This year’s BSSP awards ceremony is just 8 days away. With that in mind here are the remaining 10 writers whose wonderful stories have been shortlisted for the top prize and which will be published in our 16th anthology.
If you missed part 1 of our shortlist introductions, you can find it here.
Keza O’Neill was born and brought up in West Wales. She graduated from Sheffield University with a BA In French Language and Literature, before spending twenty years working in Learning & Development, Coaching and Diversity & Inclusion. Having lived and worked in six countries, she’s interested in the relationship between people and places and the significance of ‘home’ in shaping identity. She now lives in Bristol, where she is studying for an MA in Creative Writing through the Open University. Keza has also been longlisted for the Bath Short Story Award, the CWA Debut Dagger and the Lucy Cavendish Fiction Prize.
Simon John Parkin is a graphic designer by trade, living in Wellington, Somerset, with his partner and son. He is a keen outdoor swimmer, old-time banjo player, allotment keeper and wooden sign carver. In 2022 he self-published a small book, The Sunrise Swim Club – a memoir about the 12 monthly sunrise swims he and his family did on the easing of lockdown. He has previously had a short story published in The Ghastling magazine.
Deepa Rajagopalan won the 2021 PEN Canada New Voices Award. Her work has appeared in literary magazines such as Room, the Malahat Review, EVENT, and Arc Poetry. She has an MFA in creative writing from the University of Guelph. Born to Indian parents in Saudi Arabia, she has lived in many cities across Saudi Arabia, India, the US, and Canada. Her debut collection of short fiction, Peacocks of Instagram, is forthcoming from the House of Anansi in Spring 2024. Deepa is now working on her first novel. Twitter (@derajagopalan) and Instagram (@deerajagopalan). deeparajagopalan.com
Sarah Rudston is a data warehouse engineer and writer based in Bristol. She writes short stories and poetry and has previously had her poems published in Magma and The Rialto magazines. She has a BA in Creative Writing from Bath Spa University and a MSc in IT from the University of Aberdeen. Most of her interests lie between words and data.
Abhishek Sengupta is imaginary. Mostly, people would want to believe he uses magical realism to write novels about world issues, even though he is stuck inside a window in Kolkata, India, but he knows none of it is true. He doesn’t exist. Only his imaginary writing does and has appeared in some periodicals and anthologies around the globe, won a few prizes, and been published alongside the likes of Neil Gaiman (who is a little less imaginary). If you’re gifted, however, you may imagine him on Twitter @AbhishekSWrites.

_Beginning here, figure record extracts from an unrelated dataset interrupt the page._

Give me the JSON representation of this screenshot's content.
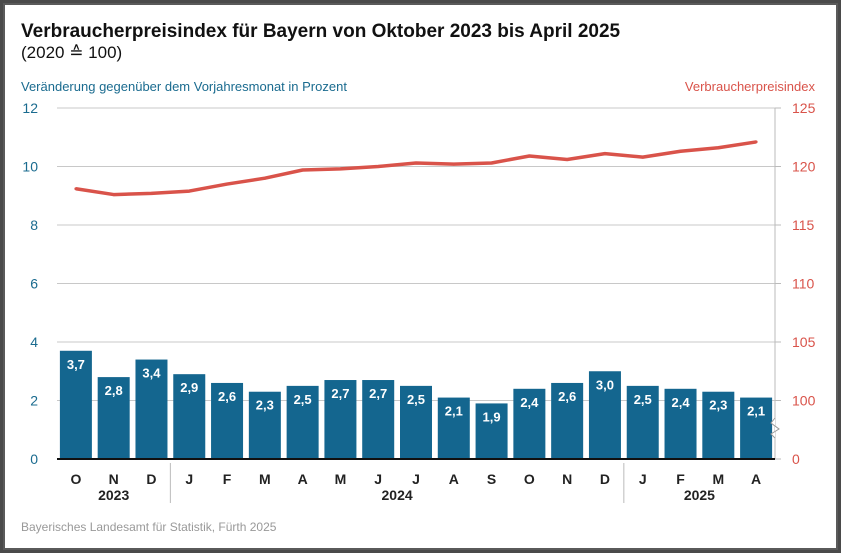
{
  "title": "Verbraucherpreisindex für Bayern von Oktober 2023 bis April 2025",
  "subtitle": "(2020 ≙ 100)",
  "source": "Bayerisches Landesamt für Statistik, Fürth 2025",
  "colors": {
    "bar": "#14668f",
    "line": "#d9534a",
    "left_axis": "#1a6b8f",
    "right_axis": "#d9534a"
  },
  "chart_data": {
    "type": "bar+line",
    "categories": [
      "O",
      "N",
      "D",
      "J",
      "F",
      "M",
      "A",
      "M",
      "J",
      "J",
      "A",
      "S",
      "O",
      "N",
      "D",
      "J",
      "F",
      "M",
      "A"
    ],
    "years": [
      {
        "label": "2023",
        "from": 0,
        "to": 2
      },
      {
        "label": "2024",
        "from": 3,
        "to": 14
      },
      {
        "label": "2025",
        "from": 15,
        "to": 18
      }
    ],
    "series": [
      {
        "name": "Veränderung gegenüber dem Vorjahresmonat in Prozent",
        "type": "bar",
        "axis": "left",
        "values": [
          3.7,
          2.8,
          3.4,
          2.9,
          2.6,
          2.3,
          2.5,
          2.7,
          2.7,
          2.5,
          2.1,
          1.9,
          2.4,
          2.6,
          3.0,
          2.5,
          2.4,
          2.3,
          2.1
        ],
        "labels": [
          "3,7",
          "2,8",
          "3,4",
          "2,9",
          "2,6",
          "2,3",
          "2,5",
          "2,7",
          "2,7",
          "2,5",
          "2,1",
          "1,9",
          "2,4",
          "2,6",
          "3,0",
          "2,5",
          "2,4",
          "2,3",
          "2,1"
        ]
      },
      {
        "name": "Verbraucherpreisindex",
        "type": "line",
        "axis": "right",
        "values": [
          118.1,
          117.6,
          117.7,
          117.9,
          118.5,
          119.0,
          119.7,
          119.8,
          120.0,
          120.3,
          120.2,
          120.3,
          120.9,
          120.6,
          121.1,
          120.8,
          121.3,
          121.6,
          122.1
        ]
      }
    ],
    "left_axis": {
      "label": "Veränderung gegenüber dem Vorjahresmonat in Prozent",
      "ticks": [
        "0",
        "2",
        "4",
        "6",
        "8",
        "10",
        "12"
      ],
      "range": [
        0,
        12
      ]
    },
    "right_axis": {
      "label": "Verbraucherpreisindex",
      "ticks": [
        "0",
        "100",
        "105",
        "110",
        "115",
        "120",
        "125"
      ],
      "range": [
        100,
        125
      ],
      "break": true
    },
    "grid": true
  }
}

Amy Stewart lives in the Scottish Borders. She was the winner of the New Writing North & Word Factory Northern Apprentice Award in 2021 and the Mairtín Crawford Prize for Short Story in 2022. As well as studying for a Creative Writing PhD centred around female circus artists at the University of Sheffield, she is currently working on her debut novel. She is represented by Marilia Savvides at 42.
Noor Us Sabah Tauqeer is a writer-translator from Pakistan. Her children’s novel, A Quest with Kaaf, was published by the Oxford University Press Pakistan in 2020 and she is currently working on a literary translation of the Urdu classic, Mushahidaat e Zindaan by Hasrat Mohani. She teaches Literature in the English Department at the University of Karachi. Her work has appeared in Zau, The Falconer, Punt Volat, minor literatures, and Roi Fainéant Press. Her poetry was published by the English Department at Karachi University in a recent anthology, and she was also a fellow of the first Salam Award Cohort in 2023.
Joseph Tuck is an English teacher who lives in a small town just north of London. When he is not teaching, he is either writing fiction or playing guitar for the moderately successful post-indie band, French Mothers. He has been published in a few online publications under various pseudonyms and, currently, is compiling a collection of short stories as well as working on his first novel.
Yann van Heurck was born in the lost land of America but grew up everywhere. She divides her life between Cornwall and the US, and her writing between poetry and stories. She has had nothing published in a long time, having been busy as a translator, activist and caregiver to her Catalan husband, but recently has written a great deal and hopes to see her work in print. Blame the weirdness of her stories on her Flemish ancestors.
Andrea Watts’ stories have been anthologised by Brick Lane Books, Influx Press, Honno Press and Visual Verse. She was shortlisted for Bridport Prize 2022 and teaches Creative Writing at Mary Ward Centre, Stratford, London. Previously she played in grassroots Women’s Football but has temporarily retired (N16 ’til she dies!). She is an Associate Trustee at Safaplace, a charity working for young people’s mental health in Hackney where she lives.
Congratulations to the shortlisted writers. We can’t wait to publish the anthology and help their wonderful writing find more readers.